Many a soap-opera storyline has created a news story in itself. So it was in the case of Hayley Cropper, a character on a British soap, Coronation Street. News of what happens to Hayley, in an episode to be shown tonight, created a furore when the press release for the story went out last Tuesday. The dilemma for the writers was how to kill off a character who had been a mainstay of the programme since 1998, when she was introduced as the first transsexual character. The answer, provided by producer Stuart Blackburn, was to have the character dying of pancreatic cancer, but finishing herself off with a cocktail of drugs in an on-screen suicide.
Julie Hesmondhalgh, the actor who plays Hayley, called for a discussion on legalising assisted suicide. She was backed by Sara Wootton, chief executive of Dignity in Dying, who praised the show’s ‘sensible and sensitive handling of assisted dying’. Lord Falconer, whose Assisted Dying Bill will be introduced in the House of Lords in the coming months, penned an article in the Sun. The Sun’s editorial called for a change in the law and the newspaper published the results of a poll indicating that 69 per cent of Britons support the legalisation of assisted suicide for the terminally ill.

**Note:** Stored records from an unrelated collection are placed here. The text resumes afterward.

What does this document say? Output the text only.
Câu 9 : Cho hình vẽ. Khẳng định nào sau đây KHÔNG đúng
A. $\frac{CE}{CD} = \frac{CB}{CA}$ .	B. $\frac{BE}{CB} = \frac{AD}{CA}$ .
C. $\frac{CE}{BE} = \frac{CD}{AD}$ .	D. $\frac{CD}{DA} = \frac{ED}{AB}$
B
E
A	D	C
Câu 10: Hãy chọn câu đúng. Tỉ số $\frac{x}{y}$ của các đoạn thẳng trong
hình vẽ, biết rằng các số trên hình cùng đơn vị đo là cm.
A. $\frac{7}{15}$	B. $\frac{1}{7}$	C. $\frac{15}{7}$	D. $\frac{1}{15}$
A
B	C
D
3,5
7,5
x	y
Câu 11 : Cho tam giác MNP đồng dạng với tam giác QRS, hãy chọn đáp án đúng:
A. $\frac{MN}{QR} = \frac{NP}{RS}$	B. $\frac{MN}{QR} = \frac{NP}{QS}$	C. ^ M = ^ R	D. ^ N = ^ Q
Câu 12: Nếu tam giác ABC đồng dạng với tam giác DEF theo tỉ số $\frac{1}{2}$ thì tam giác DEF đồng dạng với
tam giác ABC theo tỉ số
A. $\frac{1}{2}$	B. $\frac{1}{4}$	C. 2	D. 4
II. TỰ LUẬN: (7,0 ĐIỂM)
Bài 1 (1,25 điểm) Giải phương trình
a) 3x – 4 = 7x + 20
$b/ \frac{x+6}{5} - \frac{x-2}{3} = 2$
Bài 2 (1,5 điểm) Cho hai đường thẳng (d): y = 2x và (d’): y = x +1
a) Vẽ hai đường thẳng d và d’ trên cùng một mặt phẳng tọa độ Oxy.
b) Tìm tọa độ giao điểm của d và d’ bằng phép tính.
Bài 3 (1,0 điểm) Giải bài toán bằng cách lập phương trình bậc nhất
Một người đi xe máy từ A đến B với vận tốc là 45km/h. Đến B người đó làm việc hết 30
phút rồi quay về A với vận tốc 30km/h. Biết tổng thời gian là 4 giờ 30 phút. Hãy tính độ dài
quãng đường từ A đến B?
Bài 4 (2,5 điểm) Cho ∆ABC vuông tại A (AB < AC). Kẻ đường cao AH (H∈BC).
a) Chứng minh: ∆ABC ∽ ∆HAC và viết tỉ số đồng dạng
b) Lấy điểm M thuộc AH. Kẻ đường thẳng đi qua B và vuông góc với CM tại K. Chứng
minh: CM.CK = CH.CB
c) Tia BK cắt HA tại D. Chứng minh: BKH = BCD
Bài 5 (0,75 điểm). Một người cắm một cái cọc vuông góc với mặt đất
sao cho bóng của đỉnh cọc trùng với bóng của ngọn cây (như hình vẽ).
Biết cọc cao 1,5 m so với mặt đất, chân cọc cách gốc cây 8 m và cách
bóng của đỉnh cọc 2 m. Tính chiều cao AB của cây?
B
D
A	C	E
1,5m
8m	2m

On the other hand, the Samaritans, a group that provides counselling to those feeling suicidal, warned that television programmes show suicide as too easy and that the Coronation Street story might lead to copycat suicides. Alistair Thompson of Care Not Killing, which opposes euthanasia and supports palliative care, agreed that the programme promoted suicide. ‘They should have focused on the amazing work done in hospices and hospital wards across the country’, he said.
It is difficult not to suspect – despite the even-handedness of the treatment of the issue (the character’s on-screen husband, Roy Cropper, opposes Hayley’s decision) – that the programme is part of the well-funded campaign to legalise assisted suicide. Stuart Blackburn had previously explored the same issue while at a rival soap, Emmerdale. (He perhaps risks becoming the Jack Kevorkian of the soap world.) Hesmondhalgh was forthright about her support for a change in the law in several interviews, and many journalists seem poised to call again for the legalisation of assisted suicide.

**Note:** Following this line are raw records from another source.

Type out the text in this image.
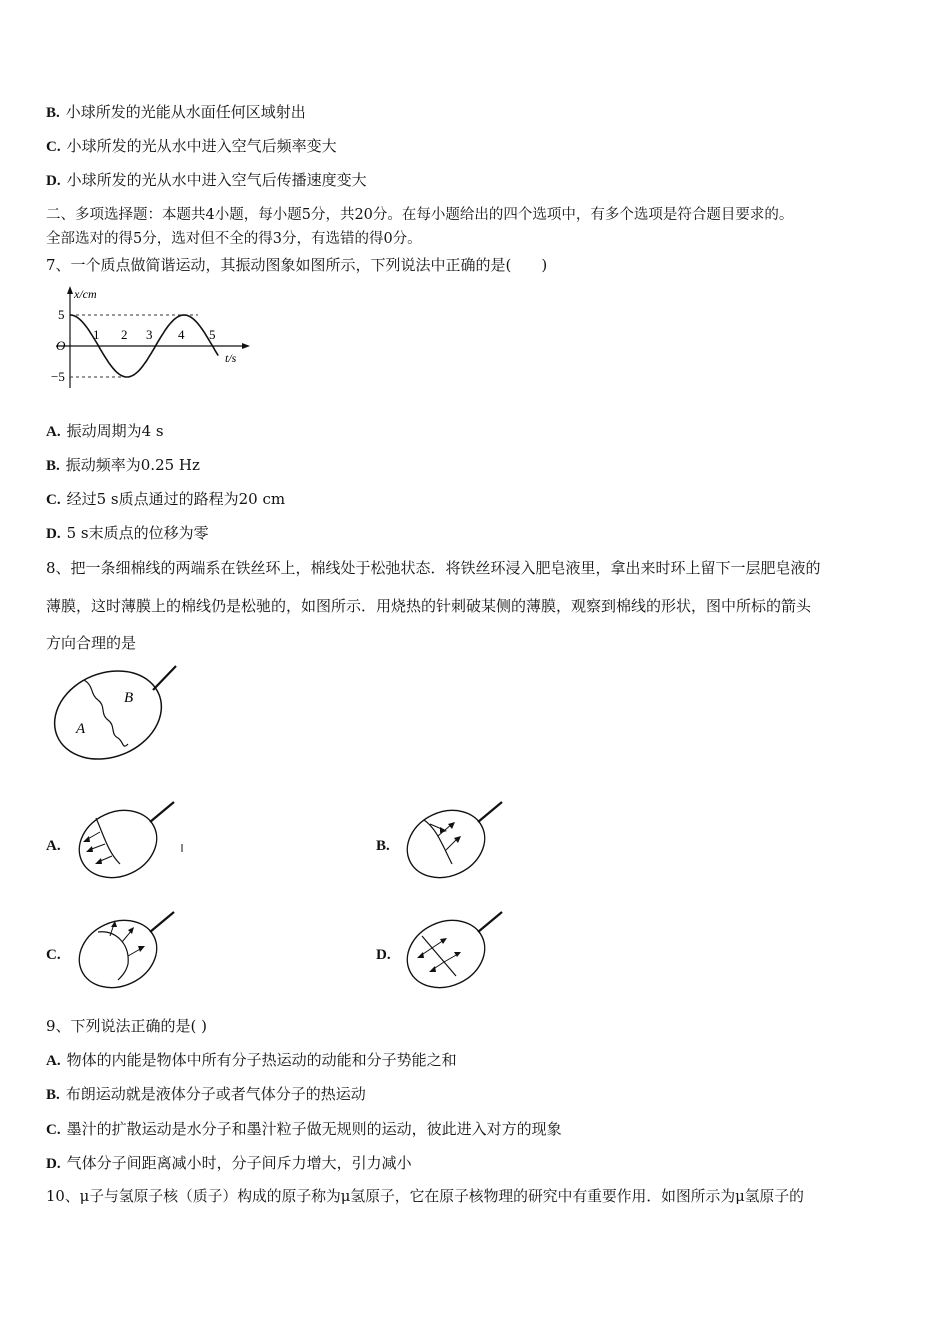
B. 小球所发的光能从水面任何区域射出
C. 小球所发的光从水中进入空气后频率变大
D. 小球所发的光从水中进入空气后传播速度变大
二、多项选择题：本题共4小题，每小题5分，共20分。在每小题给出的四个选项中，有多个选项是符合题目要求的。
全部选对的得5分，选对但不全的得3分，有选错的得0分。
7、一个质点做简谐运动，其振动图象如图所示，下列说法中正确的是(　　)
x/cm
t/s
O
5
−5
1 2 3 4 5
A. 振动周期为4 s
B. 振动频率为0.25 Hz
C. 经过5 s质点通过的路程为20 cm
D. 5 s末质点的位移为零
8、把一条细棉线的两端系在铁丝环上，棉线处于松弛状态．将铁丝环浸入肥皂液里，拿出来时环上留下一层肥皂液的
薄膜，这时薄膜上的棉线仍是松驰的，如图所示．用烧热的针刺破某侧的薄膜，观察到棉线的形状，图中所标的箭头
方向合理的是
A
B
A.	B.
C.	D.
9、下列说法正确的是( )
A. 物体的内能是物体中所有分子热运动的动能和分子势能之和
B. 布朗运动就是液体分子或者气体分子的热运动
C. 墨汁的扩散运动是水分子和墨汁粒子做无规则的运动，彼此进入对方的现象
D. 气体分子间距离减小时，分子间斥力增大，引力减小
10、μ子与氢原子核（质子）构成的原子称为μ氢原子，它在原子核物理的研究中有重要作用．如图所示为μ氢原子的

But it is entirely appropriate that a fictional plotline is used to promote legalising assisted suicide. The reason that so many people wish to have the ‘right to die’ is based on the morbid imagination of the ‘worried well’, traded on so effectively by right-to-die campaigners. ‘What if it happened to YOU…?’ is the plotline of Dignity in Dying and other organisations that campaign for legalised assisted suicide.